Ara Güler: 'Hayatı Doğru Çekmeliyiz'

Ünlü fotoğrafçı Ara Güler, “Hayatı elimizden geldiği kadar doğru çekmeliyiz.Çünkü fotoğraf bir yaşamdır.” dedi.

Bursa Büyükşehir Belediyesi, Bursa Kent Konseyi ve BUFSAD işbirliğiyle BTSO ana sponsorluğunda düzenlenen ‘2. Uluslararası Bursa Fotoğraf Festivali’ (FotoFest), Cumhuriyet Caddesi’ndeki çoşkulu festival yürüyüşü ile başladı.

Akşam Atatürk Kongre Kültür Merkezi (Merinos AKKM) Orhangazi Salonu’nda Bursalı sanatseverle buluşan usta fotoğrafçı Ara Güler, dinleyenlere unutulmaz anlar yaşattı. Programın açılışında konuşan Bursa Kent Konseyi Başkanı Mehmet Semih Pala, geleneksel hale gelen fotoğraf festivalinin Bursa turizmi açısından çok önemli olduğunu söyledi.

Bursa’nın binlerce yıllık tarihi ve doğal değerleriyle bir turizm kenti olduğunu vurgulayan Pala, Bursa’nın büyük Osmanlı coğrafyasının başkenti olduğunu belirtti.

Pala, “6 padişah ve bir cumhurbaşkanı topraklarımızda yatmaktadır. Aynı zamanda sanayi ve üretim olarak da Türkiye’nin lokomotifi konumundadır. Böylesine önemli bir kentte yaşamak bir büyük bir şanstır. Bursa’da bulunmanın vizyonu ve ufku çok büyüktür. Bu şartlar bir araya gelince Fotofest gibi önemli çalışmalar Bursa’da imza atılıyor. Emeği geçen herkesi kutluyorum” diye konuştu.

Bursa FotoFest Sanat Yönetmeni Merih Akoğul ise doğu ile batı arasında bir köprü kurarak farklı kültürleri bir araya getirdiklerini söyledi.

Bursa, en unutulmaz ve en güzel görüntülerin olduğu bir şehir olduğunu dile getiren Akoğul, Orta Doğu ve Balkanlar'da artık Bursa’nın fotoğrafın başkenti olarak anıldığını anlattı.Ara Güler yaşamından ve çalışma hayatından kesitleri dinleyenler ile paylaştı. Fotoğraf hayatına yeni İstanbul gazetesinde çalışarak başladığını söyleyen Güler, genelde basın toplantıları ve mitinglere gittiklerini söyledi.

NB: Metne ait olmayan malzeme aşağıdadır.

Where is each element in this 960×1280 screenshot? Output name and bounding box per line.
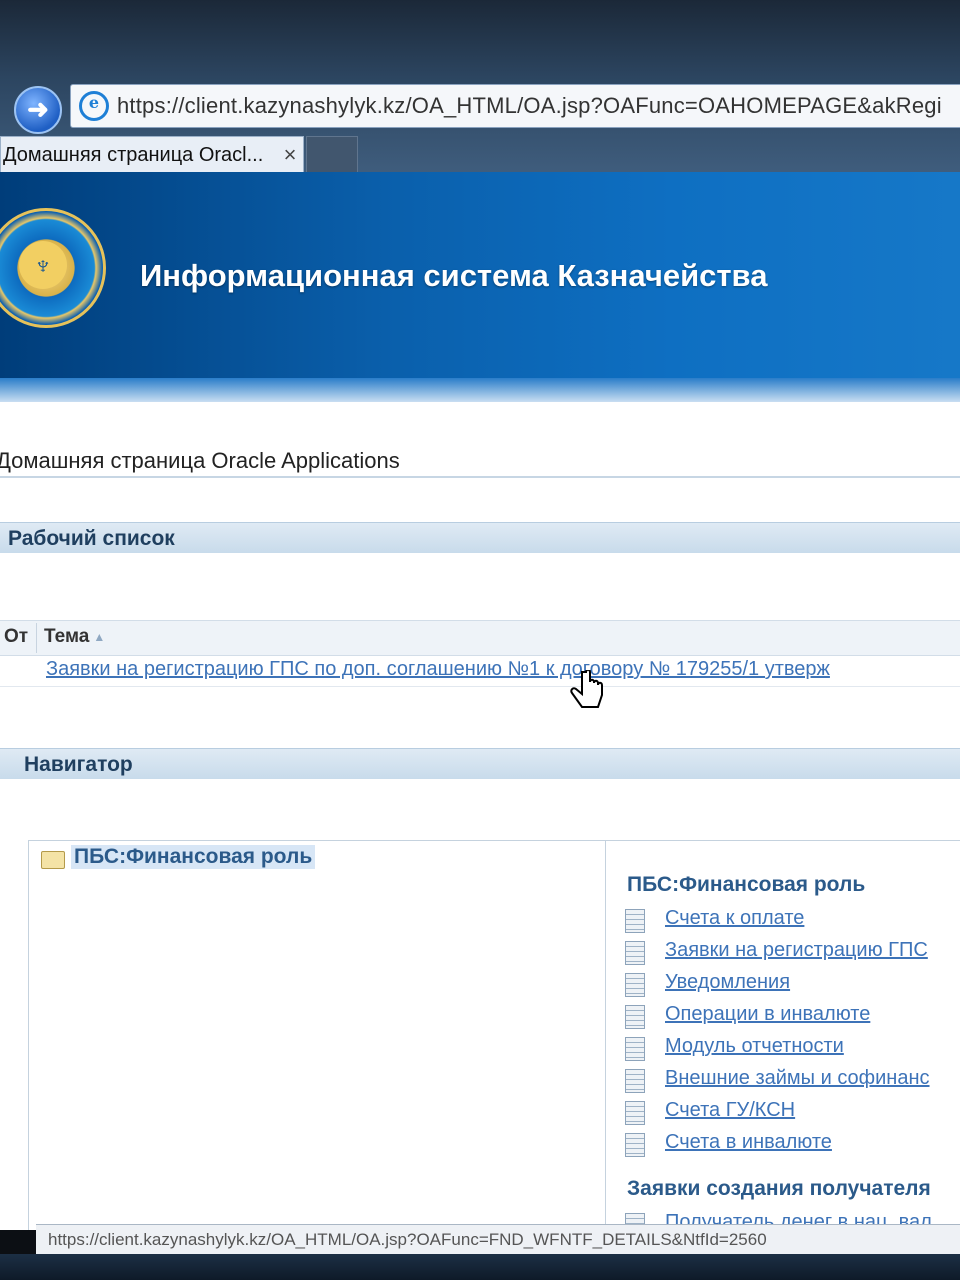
nav-link[interactable]: Счета к оплате [665,907,804,930]
page-title: Домашняя страница Oracle Applications [0,448,400,473]
column-from[interactable]: От [4,626,28,648]
column-subject-label: Тема [44,626,90,647]
folder-icon [41,851,65,869]
document-icon [625,1133,645,1157]
document-icon [625,1005,645,1029]
nav-link[interactable]: Счета ГУ/КСН [665,1099,795,1122]
nav-link[interactable]: Заявки на регистрацию ГПС [665,939,928,962]
treasury-emblem-icon: ♆ [0,208,106,328]
new-tab-button[interactable] [306,136,358,173]
sort-ascending-icon[interactable]: ▲ [93,630,105,644]
column-divider [36,623,37,653]
notification-link[interactable]: Заявки на регистрацию ГПС по доп. соглаш… [46,658,830,681]
navigator-title: Навигатор [24,753,133,776]
column-subject[interactable]: Тема ▲ [44,626,105,648]
document-icon [625,1101,645,1125]
browser-chrome: ➜ e https://client.kazynashylyk.kz/OA_HT… [0,0,960,173]
group-title: ПБС:Финансовая роль [627,873,866,896]
nav-link[interactable]: Модуль отчетности [665,1035,844,1058]
document-icon [625,941,645,965]
navigator-header: Навигатор [0,748,960,779]
emblem-center: ♆ [19,241,67,289]
tab-title[interactable]: Домашняя страница Oracl... [1,144,277,167]
address-url[interactable]: https://client.kazynashylyk.kz/OA_HTML/O… [117,93,942,119]
ie-logo-icon: e [79,91,109,121]
document-icon [625,1069,645,1093]
close-icon[interactable]: × [277,142,303,168]
system-title: Информационная система Казначейства [140,258,768,293]
worklist-header: Рабочий список [0,522,960,553]
nav-link[interactable]: Счета в инвалюте [665,1131,832,1154]
address-bar[interactable]: e https://client.kazynashylyk.kz/OA_HTML… [70,84,960,128]
browser-tab[interactable]: Домашняя страница Oracl... × [0,136,304,173]
worklist-table-header: От Тема ▲ [0,620,960,656]
hand-cursor-icon [570,670,603,708]
worklist-title: Рабочий список [8,527,175,550]
tree-item-financial-role[interactable]: ПБС:Финансовая роль [71,845,316,869]
navigator-function-list: ПБС:Финансовая роль Счета к оплате Заявк… [625,841,960,1230]
status-bar: https://client.kazynashylyk.kz/OA_HTML/O… [36,1224,960,1255]
nav-link[interactable]: Уведомления [665,971,790,994]
banner-divider [0,378,960,402]
navigator-tree: ПБС:Финансовая роль [29,841,606,1230]
table-row: Заявки на регистрацию ГПС по доп. соглаш… [0,656,960,687]
document-icon [625,1037,645,1061]
page-content: ♆ Информационная система Казначейства До… [0,172,960,1230]
header-banner: ♆ Информационная система Казначейства [0,172,960,382]
document-icon [625,973,645,997]
group-title: Заявки создания получателя [627,1177,931,1200]
taskbar [0,1254,960,1280]
document-icon [625,909,645,933]
nav-link[interactable]: Внешние займы и софинанс [665,1067,930,1090]
arrow-right-icon[interactable]: ➜ [14,86,62,134]
nav-link[interactable]: Операции в инвалюте [665,1003,870,1026]
navigator-panel: ПБС:Финансовая роль ПБС:Финансовая роль … [28,840,960,1230]
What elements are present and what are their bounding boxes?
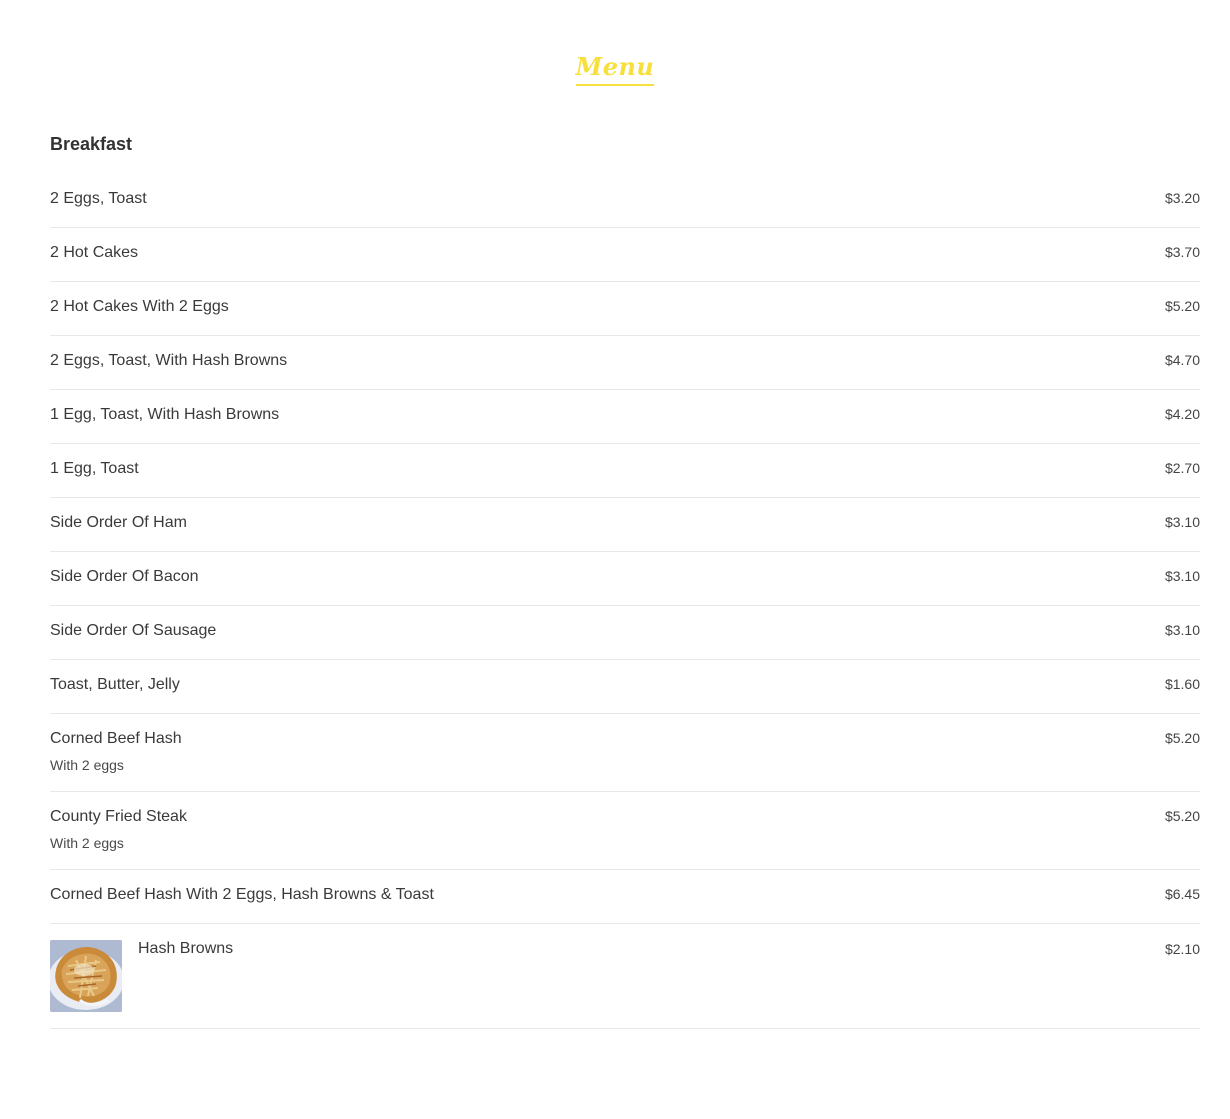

Bir süre sonra politikacıları çekmek yerine sanat ve bilim dünyası insanlarının portrelerini çekmeye başladığını vurgulayan Güler, “20. yüzyılın yaratıcıları projem bu şekilde başladı.

Hangi ülkeye gitsem oraya ait önemli şahısların fotoğraflarını çektim. Düşündüklerinden sadece 2 kişiyi çekemedim biride Charlie Chaplin idi. İsviçre’de yanına gittiğim zaman zaten felçli idi. Charlie Chaplin gibi bir adamı tarihe geçeceğini bildiğin halde felçli bir şekilde çekerse o zaman kendisine haksızlık yapmış olurdum.” dedi.

Usta fotoğrafçı Güler, foto muhabirlerini görsel tarihi yazdığını söyledi.

Dünyada tarih diye bir şeyin olduğunu hatırlatan Güler, görselliğin tarihte çok önemli olduğunu belirtti.

Güler, “Çünkü televizyonun icadı ile beraber her şey görselliğe dönmeye başladı.

Artık insanlar gördüğü şeylere inanıyorlar. İnsanlar bu fotoğraflara bakacaklar ama anlamasalar bile dünyadan kendilerinden başka adamlarında olduğunu bilecekler. Görsel tarihçilik bir nevi eğitimdir aslında. Geçenlerde İlber Ortaylı ile konuşuyorduk, 1948’lerden 1960’lara kadar yaşamı gösterecek fotoğrafların olmadığını söyledi.

Sadece senin çektiklerin var dedi” şeklinde konuştu.

Fotoğraf yaşam olduğunu vurgulayan Güler, “Etrafınıza bakıyorsunuz ve fotoğrafı var olan şeyler üzerinden çekiyorsunuz. Sonra kayda geçirip takdim ediyorsunuz. Fakat sinema hiç yoktan doğar. Sıfırdan senaryosu yazılır, işlenir ve oynanır. Bu yüzden sinema bir sanattır. Sanatın aslı yoktur. Sanat yalandan doğar. Ama fotoğraf tek bir tanedir ve bu yüzden sanat değildir.” diye konuştu.